城中村外的拾荒者翻檢垃圾桶時翻出一具血肉淋漓的屍體。
審訊室,刺眼的白熾光下,兩位年長的警官盤問著我對繼父的恨意。
我看到他們桌前的名牌,一個姓陳,一個姓張。
兩雙如鷹眸緊緊審視著我的神情:“你繼父死了,你知道嗎?”
我的手顫抖一下,作出驚訝的表情:“怎麼會?”
陳警官沉默著觀察我的表情,良久:“他被人虐殺拋屍在了一個垃圾桶裏。”
“我們查了徐鴻的所有關係網,對他有殺人動機的隻有你。”
我的眼睫劇烈顫抖,“怎麼會,他可是我繼父。”
另外一名姓張的警官走了出來,他抓起我穿著長袖的手臂,不顧我的掙紮慢慢拉上袖子,指著我滿胳膊的傷痕問,
“他長年累月虐打你,你恨他,是嗎?”
我猛地抽回我的手臂,垂下眸子,“但是他也付了我的學費。”
“那看看這個,”陳警官扔過來一個裝著書記的袋子,憐憫而又篤定地看我,“這是死者身上發現的手機,修複好後我們在裏麵發現了一些跟你有關的視頻。”
我恐懼地盯著那個手機,發抖,流淚,在我最為討厭的目光中瑟縮。
警官的聲音還在繼續:“徐明的屍體被破壞嚴重,凶手有明顯的泄憤傾向,且切下了他的下體。”
我控製不住地做出吞咽的動作,努力使自己冷靜下來,“是,我恨他!我時時刻刻盼著那個惡魔出意外死掉。”

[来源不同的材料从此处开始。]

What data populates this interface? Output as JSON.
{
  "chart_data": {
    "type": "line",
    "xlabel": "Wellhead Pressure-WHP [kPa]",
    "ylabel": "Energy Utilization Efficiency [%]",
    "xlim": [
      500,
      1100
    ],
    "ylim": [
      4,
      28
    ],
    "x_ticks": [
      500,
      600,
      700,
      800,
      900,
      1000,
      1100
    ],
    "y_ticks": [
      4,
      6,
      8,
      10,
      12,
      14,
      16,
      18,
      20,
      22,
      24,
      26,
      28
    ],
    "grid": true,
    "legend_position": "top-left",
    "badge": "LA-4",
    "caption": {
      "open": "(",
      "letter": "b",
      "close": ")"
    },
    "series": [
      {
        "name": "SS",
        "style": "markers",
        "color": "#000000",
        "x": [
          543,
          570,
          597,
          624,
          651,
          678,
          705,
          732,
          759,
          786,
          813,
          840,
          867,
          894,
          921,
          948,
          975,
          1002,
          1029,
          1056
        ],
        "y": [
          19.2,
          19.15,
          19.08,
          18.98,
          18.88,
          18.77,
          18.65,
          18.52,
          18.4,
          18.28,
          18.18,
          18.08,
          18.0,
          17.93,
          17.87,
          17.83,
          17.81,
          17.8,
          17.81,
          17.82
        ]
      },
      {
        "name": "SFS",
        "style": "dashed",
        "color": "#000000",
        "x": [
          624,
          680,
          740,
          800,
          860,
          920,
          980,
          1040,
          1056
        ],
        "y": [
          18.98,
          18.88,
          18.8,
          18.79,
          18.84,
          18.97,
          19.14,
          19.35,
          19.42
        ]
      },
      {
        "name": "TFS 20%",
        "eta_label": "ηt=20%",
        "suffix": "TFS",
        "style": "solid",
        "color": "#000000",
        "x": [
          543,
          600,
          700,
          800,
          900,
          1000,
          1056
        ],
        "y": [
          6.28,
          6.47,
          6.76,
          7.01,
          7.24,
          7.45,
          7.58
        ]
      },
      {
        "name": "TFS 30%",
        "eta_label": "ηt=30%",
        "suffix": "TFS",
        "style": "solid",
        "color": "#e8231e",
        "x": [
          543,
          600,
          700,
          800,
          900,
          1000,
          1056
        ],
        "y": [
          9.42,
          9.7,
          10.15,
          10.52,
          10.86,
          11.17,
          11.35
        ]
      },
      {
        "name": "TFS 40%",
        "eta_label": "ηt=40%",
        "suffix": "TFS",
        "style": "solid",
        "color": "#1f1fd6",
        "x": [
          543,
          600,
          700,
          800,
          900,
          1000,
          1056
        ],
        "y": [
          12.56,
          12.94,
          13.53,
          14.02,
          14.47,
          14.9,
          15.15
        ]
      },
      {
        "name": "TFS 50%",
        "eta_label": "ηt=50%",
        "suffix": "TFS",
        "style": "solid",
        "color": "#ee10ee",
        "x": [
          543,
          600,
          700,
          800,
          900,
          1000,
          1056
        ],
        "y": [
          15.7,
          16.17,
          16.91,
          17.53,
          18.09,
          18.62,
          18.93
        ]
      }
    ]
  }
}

“但是我需要他。他拿著媽媽攢下的所有錢,我需要那筆錢去交學費。”
“就像之前我認為他失蹤來報警一樣,我想要朝著我想象中未來的方向走,我需要他來交學費下,我不會因為他毀掉自己的。”
“所以我不會殺他,就算是也不會是現在。”
麵前的兩位警官沉默了,“死者死亡的時間大概在六點到八點,而你家附近超市的監控拍到你七點回家。而學校正常六點放學,能告訴我們這中間你去哪裏了嗎?”
我的眼睛不斷閃爍:“我隻是不想回去,在學校閑逛刻意拖延時間而已。”
陳警官重重歎了口氣,“監控中我們看到死者下午離開時有發過一條短信,我們現在正在努力恢複手機被刪掉的數據,希望那條短信的收件人不是你。”
“小姑娘,我們是好心勸你,現在承認的話可以算是自首。你還小,還有希望。”
我抬起頭直視兩位警官的眼:“那天周一,我隻是不想回去故意拖延而已,有錯嗎?”